Italian Catholic cardinal

Fabio Baggio (born 15 January 1965) is an Italian Catholic cardinal. Since 2017, he has served as one of the Holy See's officials in charge of migrants and refugees. He has spent his career as a missionary, including eight years in Latin America and eight years in the Philippines. He supports improved legal entrance for migrants and refugees.

Pope Francis made him a cardinal on 7 December 2024.

==Biography==
Fabio Baggio was born on 15 January 1965 in Bassano del Grappa in the Italian province of Vicenza. He joined the Scalabrian Missionaries in 1976, studied at their seminary in his native city, and took his perpetual vows in 1991. He was ordained a priest in 1992.

He earned a bachelor's degree in theology and then a licentiate and a doctorate in church history from the Pontifical Gregorian University in 1998. From 1995 to 1997, while a pastor in Santiago de Chile, he was a councillor to the Migrations Commission of the Episcopal Conference of Chile. From 1997 to 2002, he was director of the Migrations Department of the Archdiocese of Buenos Aires, taking on in 1999 additional responsibilities for evangelization on behalf of the Pontifical Missions of Argentina.

From 1999 to 2010, he taught at the Universidad del Salvador in Buenos Aires, the Institute of Theology of São Paulo, the University of Manila, and the Maryhill School of Theology in Quezon City, Philippines, where he was director of the Scalabrini Migration Center and of the Asian Pacific Migration Journal.

Beginning in 2000, he taught as a visiting professor at the Scalabrini International Migration Institute within the Faculty of Theology of the Pontifical Urbaniana University in Rome, becoming a full professor and its president in 2013.

Beginning on 1 January 2017, he worked as one of the undersecretaries of the Migrants and Refugees Section of the Dicastery for Promoting Integral Human Development alongside Michael Czerny. On 26 August 2021, he was named one of three members of the Vatican's COVID-19 commission. On 23 April 2022, Pope Francis named him the sole undersecretary of his section and enlarged his responsibilities to include special projects.

In 2019, he described his section's message:

So many people who arrive from outside, from cultures different from our own, from expressions of Christian or Catholic life different from ours, are a source of enrichment, and not of impoverishment, for us. Thus, instead of creating the fear of an invasion, which one hears many speak about, the facts should make us want to encounter them. If it was truly my brother or sister, would I close the door?
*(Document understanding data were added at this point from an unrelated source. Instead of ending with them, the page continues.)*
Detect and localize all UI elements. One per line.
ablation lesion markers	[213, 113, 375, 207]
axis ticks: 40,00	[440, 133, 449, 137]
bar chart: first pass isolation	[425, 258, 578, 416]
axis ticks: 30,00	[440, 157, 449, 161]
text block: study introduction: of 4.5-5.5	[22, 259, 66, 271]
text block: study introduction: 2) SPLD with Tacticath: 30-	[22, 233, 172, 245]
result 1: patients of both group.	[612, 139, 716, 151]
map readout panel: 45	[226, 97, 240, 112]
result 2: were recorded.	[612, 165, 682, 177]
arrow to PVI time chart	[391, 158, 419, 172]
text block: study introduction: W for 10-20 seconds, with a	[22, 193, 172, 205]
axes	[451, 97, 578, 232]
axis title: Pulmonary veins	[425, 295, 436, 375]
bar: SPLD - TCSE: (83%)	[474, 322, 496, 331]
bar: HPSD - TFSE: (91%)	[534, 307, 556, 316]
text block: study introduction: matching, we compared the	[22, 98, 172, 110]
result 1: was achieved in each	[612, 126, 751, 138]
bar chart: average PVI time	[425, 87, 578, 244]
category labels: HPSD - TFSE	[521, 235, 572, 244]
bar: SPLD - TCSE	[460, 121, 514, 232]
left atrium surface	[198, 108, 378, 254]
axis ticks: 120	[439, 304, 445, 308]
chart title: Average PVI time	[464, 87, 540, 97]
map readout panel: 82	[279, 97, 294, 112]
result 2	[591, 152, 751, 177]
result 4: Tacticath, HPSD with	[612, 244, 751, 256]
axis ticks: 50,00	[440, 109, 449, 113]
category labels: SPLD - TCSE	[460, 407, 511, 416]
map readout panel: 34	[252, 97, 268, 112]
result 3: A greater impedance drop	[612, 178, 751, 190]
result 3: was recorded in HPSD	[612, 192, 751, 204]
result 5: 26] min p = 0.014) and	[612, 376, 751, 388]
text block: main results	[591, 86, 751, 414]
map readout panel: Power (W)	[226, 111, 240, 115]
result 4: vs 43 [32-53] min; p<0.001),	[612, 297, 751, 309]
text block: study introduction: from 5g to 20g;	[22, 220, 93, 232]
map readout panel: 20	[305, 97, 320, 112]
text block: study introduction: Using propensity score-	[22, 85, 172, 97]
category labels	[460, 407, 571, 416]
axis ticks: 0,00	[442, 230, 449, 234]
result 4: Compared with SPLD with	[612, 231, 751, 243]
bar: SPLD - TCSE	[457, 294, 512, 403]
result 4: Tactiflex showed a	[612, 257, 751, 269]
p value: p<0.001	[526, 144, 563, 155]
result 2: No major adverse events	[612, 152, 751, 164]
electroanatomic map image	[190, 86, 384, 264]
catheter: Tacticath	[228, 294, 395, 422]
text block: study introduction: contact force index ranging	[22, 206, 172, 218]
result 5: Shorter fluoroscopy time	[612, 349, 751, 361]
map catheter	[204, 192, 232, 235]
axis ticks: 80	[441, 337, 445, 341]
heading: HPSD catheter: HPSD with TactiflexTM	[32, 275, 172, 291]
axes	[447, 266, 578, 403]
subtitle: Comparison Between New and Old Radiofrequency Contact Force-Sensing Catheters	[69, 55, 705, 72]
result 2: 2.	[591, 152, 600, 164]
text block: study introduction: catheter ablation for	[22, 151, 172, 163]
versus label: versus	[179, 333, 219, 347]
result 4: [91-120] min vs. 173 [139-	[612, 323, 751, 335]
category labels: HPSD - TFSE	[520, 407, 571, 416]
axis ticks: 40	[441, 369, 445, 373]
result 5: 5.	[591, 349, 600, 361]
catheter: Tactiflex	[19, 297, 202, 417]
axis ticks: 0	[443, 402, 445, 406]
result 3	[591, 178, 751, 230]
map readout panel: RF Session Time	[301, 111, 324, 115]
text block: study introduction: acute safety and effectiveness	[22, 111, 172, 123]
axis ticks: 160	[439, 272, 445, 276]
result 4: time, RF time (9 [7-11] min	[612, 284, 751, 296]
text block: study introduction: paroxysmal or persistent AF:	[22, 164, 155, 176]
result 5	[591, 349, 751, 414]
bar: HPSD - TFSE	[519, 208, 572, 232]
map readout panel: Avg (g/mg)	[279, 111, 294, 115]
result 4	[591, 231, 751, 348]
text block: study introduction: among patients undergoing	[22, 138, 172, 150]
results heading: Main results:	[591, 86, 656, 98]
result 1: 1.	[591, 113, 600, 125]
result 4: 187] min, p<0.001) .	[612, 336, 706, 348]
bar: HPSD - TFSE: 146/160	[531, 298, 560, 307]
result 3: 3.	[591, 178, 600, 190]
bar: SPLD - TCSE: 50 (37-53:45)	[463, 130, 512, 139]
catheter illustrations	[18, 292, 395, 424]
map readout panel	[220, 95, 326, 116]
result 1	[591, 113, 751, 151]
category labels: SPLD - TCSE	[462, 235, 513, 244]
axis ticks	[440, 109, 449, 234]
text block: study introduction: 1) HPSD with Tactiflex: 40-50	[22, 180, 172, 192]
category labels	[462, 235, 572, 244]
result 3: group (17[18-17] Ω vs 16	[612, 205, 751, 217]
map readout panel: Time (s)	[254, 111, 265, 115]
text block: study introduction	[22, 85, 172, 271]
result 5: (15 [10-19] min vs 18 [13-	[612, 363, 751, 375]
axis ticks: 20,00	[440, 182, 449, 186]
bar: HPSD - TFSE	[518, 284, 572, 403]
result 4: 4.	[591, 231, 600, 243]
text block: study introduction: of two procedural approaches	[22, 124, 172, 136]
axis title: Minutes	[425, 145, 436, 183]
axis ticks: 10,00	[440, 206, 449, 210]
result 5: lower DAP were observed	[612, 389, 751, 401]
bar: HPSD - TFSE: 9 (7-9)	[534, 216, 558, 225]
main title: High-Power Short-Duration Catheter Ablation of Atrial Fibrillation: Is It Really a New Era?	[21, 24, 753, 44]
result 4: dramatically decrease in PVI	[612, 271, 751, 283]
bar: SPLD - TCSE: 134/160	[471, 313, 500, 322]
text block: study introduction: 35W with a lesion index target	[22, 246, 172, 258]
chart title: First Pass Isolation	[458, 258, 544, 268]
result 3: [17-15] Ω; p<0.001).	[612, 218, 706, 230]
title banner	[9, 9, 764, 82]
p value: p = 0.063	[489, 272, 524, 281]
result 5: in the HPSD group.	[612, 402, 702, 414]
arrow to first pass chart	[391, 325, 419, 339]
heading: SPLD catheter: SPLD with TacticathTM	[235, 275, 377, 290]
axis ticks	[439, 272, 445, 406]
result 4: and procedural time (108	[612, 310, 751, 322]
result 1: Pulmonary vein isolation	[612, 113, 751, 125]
During a visit to Albania in July 2019, he said that interreligious dialogue could help resolve the ethical challenges posed by migration, that universal principles could be found within religions to develop a shared ethical response to the problems of social integration posed by population movements.

On 31 October 2024, Pope Francis appointed Baggio as titular bishop of Urusi and gave him the personal title of archbishop. His episcopal consecration took place in Bassano del Grappa on 11 January 2025.

On 7 December 2024, Pope Francis made Baggio a cardinal, assigning him as Cardinal-Deacon of San Filippo Neri in Eurosia.

Baggio was an elector in the 2025 papal conclave which elected Pope Leo XIV.

In 2026, Baggio was appointed Pro-Prefect of the Dicastery for Promoting Integral Human Development.